# One of the most outstanding self-published books of the year, says the Guardian



## iansales

*Adrift on the Sea of Rains* has been called "one of the most outstanding self-published books of the year" by the Guardian newspaper. See here.

Available in limited edition hardback (though not for much longer), paperback and on Kindle.

The second book of the Apollo Quartet, *The Eye With Which The Universe Beholds Itself*, was be released in the next couple of weeks. It's currently available for pre-order.


----------



## HareBrain

Impressive reviews on Amazon too. I've just ordered the hardback.


----------



## Nesacat

Congratulations Ian.


----------



## Brian G Turner

Ian, are you going to make the physical books available via Amazon? I can only find the Kindle edition there.


----------



## iansales

Amazon takes a 60% discount for books it sells - no negotiation - and I have to pay postage to their warehouse. Which means I make a loss on every book I sell through them. So for hardbacks and paperbacks, it's best to use my online shop at http://shop.whippleshieldbooks.com/

(After all, I'd like Whippleshield Books to at least pay for itself )


----------



## Gary Compton

Is it not possible to not use their warehouse and despatch yourself?


----------



## iansales

Gary Compton said:


> Is it not possible to not use their warehouse and despatch yourself?



They order the books from the supplier, which is me, and stock them in their warehouse. At present, they only order copies when someone has bought one on their website. If they suddenly decided there were 100 potential sales of *Adrift on the Sea of Rains*, I would have to supply them with 100 copies at a 60% discount and pay for the shipping.


----------



## Stephen Palmer

Nice 1, Ian.


----------



## Boneman

Good going, Ian. Amazon sucks...


----------



## A. S. Behsam

WOW! Congratulations, Ian! I'm so proud of you!


----------



## Juliana

Congratulations!


----------



## JoanDrake

Good going.

It makes one wonder why anyone would market hardbacks through Amazon as it seems to involve considerable financial risk if the book is successful.


----------



## iansales

JoanDrake said:


> Good going.
> 
> It makes one wonder why anyone would market hardbacks through Amazon as it seems to involve considerable financial risk if the book is successful.

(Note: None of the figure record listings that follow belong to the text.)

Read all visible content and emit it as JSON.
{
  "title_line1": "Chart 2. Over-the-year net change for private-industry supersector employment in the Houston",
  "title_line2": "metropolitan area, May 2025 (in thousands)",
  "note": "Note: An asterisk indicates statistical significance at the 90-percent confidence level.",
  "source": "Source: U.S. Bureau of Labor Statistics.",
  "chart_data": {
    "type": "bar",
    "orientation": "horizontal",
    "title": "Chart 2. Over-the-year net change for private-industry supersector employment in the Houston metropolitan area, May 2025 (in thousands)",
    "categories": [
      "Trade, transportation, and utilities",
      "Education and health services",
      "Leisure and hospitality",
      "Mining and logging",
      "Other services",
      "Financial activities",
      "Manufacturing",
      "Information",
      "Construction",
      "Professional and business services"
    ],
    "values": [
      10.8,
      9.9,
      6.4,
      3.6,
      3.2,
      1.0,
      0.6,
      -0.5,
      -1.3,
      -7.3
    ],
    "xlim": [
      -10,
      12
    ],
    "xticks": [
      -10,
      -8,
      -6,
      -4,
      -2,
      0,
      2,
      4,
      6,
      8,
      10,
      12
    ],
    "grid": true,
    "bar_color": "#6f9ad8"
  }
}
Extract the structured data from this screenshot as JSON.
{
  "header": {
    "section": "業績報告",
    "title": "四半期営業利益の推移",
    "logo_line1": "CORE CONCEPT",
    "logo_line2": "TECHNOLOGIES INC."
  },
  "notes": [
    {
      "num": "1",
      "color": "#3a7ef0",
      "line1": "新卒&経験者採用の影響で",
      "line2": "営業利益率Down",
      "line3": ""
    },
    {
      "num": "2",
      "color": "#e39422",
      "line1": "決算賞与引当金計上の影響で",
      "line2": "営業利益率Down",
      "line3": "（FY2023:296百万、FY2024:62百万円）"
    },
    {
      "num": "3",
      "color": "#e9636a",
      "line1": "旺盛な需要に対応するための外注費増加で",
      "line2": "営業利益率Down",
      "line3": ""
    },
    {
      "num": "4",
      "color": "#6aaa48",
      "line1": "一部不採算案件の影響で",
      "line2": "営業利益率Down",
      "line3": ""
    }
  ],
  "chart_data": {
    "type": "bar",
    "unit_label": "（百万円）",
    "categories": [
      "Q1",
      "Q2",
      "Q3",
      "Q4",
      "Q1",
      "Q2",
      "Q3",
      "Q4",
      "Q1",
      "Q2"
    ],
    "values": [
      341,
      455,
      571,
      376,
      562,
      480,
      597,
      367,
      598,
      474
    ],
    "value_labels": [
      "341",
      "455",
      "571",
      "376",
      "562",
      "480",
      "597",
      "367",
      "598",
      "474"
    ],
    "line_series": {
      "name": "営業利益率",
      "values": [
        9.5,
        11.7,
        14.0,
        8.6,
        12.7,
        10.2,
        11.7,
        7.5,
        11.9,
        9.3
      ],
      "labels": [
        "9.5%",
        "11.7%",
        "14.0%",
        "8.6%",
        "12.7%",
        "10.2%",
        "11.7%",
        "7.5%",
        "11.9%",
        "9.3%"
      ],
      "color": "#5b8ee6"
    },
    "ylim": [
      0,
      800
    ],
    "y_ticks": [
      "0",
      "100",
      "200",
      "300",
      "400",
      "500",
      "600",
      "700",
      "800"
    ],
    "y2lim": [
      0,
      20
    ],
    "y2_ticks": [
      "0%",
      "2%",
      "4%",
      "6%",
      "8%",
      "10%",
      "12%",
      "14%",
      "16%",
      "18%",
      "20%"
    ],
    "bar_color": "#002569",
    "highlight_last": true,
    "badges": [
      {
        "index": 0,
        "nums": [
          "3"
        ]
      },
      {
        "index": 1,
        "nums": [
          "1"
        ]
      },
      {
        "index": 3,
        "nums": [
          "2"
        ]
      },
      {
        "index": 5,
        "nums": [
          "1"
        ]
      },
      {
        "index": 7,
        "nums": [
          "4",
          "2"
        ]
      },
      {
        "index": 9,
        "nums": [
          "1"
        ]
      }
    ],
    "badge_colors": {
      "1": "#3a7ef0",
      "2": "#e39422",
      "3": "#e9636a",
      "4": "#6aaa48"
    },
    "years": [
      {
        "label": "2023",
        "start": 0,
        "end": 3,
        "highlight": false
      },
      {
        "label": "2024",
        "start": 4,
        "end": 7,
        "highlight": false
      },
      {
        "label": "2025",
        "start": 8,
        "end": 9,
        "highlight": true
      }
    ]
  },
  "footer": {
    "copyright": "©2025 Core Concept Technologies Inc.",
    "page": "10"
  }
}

I imagine unit costs are much lower for the big imprints. They can probably also negotiate better discounts than Amazon impose on me.


----------



## Tyler Danann

Well done Ian!  You've got the media a-buzz!

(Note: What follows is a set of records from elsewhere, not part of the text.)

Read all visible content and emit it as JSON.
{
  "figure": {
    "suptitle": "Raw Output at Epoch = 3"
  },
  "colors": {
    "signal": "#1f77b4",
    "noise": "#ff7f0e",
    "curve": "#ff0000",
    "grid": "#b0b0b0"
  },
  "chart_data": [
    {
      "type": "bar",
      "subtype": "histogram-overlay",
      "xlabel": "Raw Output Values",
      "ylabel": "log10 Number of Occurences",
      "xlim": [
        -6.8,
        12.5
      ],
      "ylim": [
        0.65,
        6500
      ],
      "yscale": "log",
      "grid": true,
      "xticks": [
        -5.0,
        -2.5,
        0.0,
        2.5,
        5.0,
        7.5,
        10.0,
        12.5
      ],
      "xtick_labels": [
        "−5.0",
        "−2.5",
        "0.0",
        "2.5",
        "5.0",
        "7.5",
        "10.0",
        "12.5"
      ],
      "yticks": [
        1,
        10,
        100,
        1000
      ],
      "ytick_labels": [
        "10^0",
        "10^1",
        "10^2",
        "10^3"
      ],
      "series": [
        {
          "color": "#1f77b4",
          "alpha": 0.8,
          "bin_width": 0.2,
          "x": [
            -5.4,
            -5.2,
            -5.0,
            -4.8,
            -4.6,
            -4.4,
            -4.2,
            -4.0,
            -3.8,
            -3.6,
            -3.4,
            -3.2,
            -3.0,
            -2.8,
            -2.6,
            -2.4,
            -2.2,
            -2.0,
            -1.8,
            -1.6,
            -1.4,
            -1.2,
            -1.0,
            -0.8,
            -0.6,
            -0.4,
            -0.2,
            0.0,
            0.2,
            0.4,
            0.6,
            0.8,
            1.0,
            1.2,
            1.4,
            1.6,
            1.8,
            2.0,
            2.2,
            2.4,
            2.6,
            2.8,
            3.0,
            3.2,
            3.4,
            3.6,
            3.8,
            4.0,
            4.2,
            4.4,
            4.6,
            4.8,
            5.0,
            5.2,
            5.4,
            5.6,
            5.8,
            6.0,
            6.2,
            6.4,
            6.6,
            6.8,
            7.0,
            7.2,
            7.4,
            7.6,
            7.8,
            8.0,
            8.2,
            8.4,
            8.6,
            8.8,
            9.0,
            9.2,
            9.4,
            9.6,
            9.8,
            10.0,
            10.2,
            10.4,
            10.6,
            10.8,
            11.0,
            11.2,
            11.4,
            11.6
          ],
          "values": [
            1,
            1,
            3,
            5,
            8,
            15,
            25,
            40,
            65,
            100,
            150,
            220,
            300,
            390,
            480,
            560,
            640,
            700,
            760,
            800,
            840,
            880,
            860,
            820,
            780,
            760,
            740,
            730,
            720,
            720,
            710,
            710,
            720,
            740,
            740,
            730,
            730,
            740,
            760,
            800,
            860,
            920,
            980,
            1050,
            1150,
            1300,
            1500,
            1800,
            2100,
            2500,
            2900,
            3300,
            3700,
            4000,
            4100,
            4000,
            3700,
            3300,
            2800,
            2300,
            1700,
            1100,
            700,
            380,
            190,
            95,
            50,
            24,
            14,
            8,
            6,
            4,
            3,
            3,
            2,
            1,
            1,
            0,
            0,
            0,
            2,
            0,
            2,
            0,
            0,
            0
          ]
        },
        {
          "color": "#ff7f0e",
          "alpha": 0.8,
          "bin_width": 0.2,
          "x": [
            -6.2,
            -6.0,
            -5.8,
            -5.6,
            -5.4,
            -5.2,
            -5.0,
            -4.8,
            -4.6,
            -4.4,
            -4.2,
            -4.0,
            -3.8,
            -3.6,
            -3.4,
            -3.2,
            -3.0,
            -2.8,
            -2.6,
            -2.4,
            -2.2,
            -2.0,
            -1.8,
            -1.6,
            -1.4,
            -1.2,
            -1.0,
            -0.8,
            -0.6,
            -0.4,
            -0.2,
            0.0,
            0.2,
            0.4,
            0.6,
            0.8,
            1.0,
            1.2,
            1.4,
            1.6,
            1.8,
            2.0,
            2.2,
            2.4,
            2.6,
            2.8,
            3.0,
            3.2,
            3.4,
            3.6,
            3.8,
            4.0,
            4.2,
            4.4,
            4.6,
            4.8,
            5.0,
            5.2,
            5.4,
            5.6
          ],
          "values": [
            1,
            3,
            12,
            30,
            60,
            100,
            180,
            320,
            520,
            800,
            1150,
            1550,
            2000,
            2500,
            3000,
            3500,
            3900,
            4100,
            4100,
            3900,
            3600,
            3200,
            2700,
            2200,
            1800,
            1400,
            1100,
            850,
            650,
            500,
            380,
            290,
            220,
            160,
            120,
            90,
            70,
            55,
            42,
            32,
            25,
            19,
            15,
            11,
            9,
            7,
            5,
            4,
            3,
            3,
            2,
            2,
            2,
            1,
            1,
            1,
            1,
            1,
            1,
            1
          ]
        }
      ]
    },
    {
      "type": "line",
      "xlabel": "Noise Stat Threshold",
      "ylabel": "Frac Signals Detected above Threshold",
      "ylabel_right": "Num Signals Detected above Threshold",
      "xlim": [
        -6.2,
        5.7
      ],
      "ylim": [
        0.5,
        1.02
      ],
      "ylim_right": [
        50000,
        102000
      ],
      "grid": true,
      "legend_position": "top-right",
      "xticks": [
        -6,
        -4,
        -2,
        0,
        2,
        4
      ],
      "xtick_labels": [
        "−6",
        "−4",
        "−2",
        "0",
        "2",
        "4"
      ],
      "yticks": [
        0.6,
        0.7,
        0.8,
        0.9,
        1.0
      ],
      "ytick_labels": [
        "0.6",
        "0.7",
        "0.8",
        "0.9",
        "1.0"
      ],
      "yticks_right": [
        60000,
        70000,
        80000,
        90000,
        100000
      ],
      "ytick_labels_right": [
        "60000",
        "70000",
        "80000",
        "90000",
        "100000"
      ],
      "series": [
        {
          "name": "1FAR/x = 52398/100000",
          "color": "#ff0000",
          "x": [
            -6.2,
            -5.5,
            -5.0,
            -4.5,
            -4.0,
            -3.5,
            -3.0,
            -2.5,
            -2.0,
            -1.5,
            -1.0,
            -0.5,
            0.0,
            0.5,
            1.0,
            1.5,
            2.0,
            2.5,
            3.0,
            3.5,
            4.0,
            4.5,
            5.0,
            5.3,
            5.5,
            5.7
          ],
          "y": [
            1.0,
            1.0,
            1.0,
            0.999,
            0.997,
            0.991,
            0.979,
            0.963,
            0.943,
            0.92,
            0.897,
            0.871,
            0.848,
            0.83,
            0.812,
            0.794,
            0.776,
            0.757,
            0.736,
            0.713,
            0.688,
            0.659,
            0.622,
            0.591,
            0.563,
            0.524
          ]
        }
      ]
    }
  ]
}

The torsion-field-generator sounds interesting too.
The description on Amazon seemed a little confusion though mate.
It mentions using the TFG to find an alternate world but then wanting to return to earth (which is an irradiated ruin)?  Is that so they can gather colonists??


----------



## iansales

Tyler Danann said:


> Well done Ian!  You've got the media a-buzz!
> 
> The torsion-field-generator sounds interesting too.
> The description on Amazon seemed a little confusion though mate.
> It mentions using the TFG to find an alternate world but then wanting to return to earth (which is an irradiated ruin)?  Is that so they can gather colonists??



I guess you'll have to buy it to find out


----------



## iansales

And now the second book of the Apollo Quartet, *The Eye With Which The Universe Beholds Itself*, has been picked out as one of half a dozen genre releases in January in the UK on tor. com. See here.

Incidentally, *The Eye With Which The Universe Beholds Itself* is available for pre-order here, and I'm expecting the printer to deliver the books tomorrow. The Kindle version will go up on Amazon over the weekend.


----------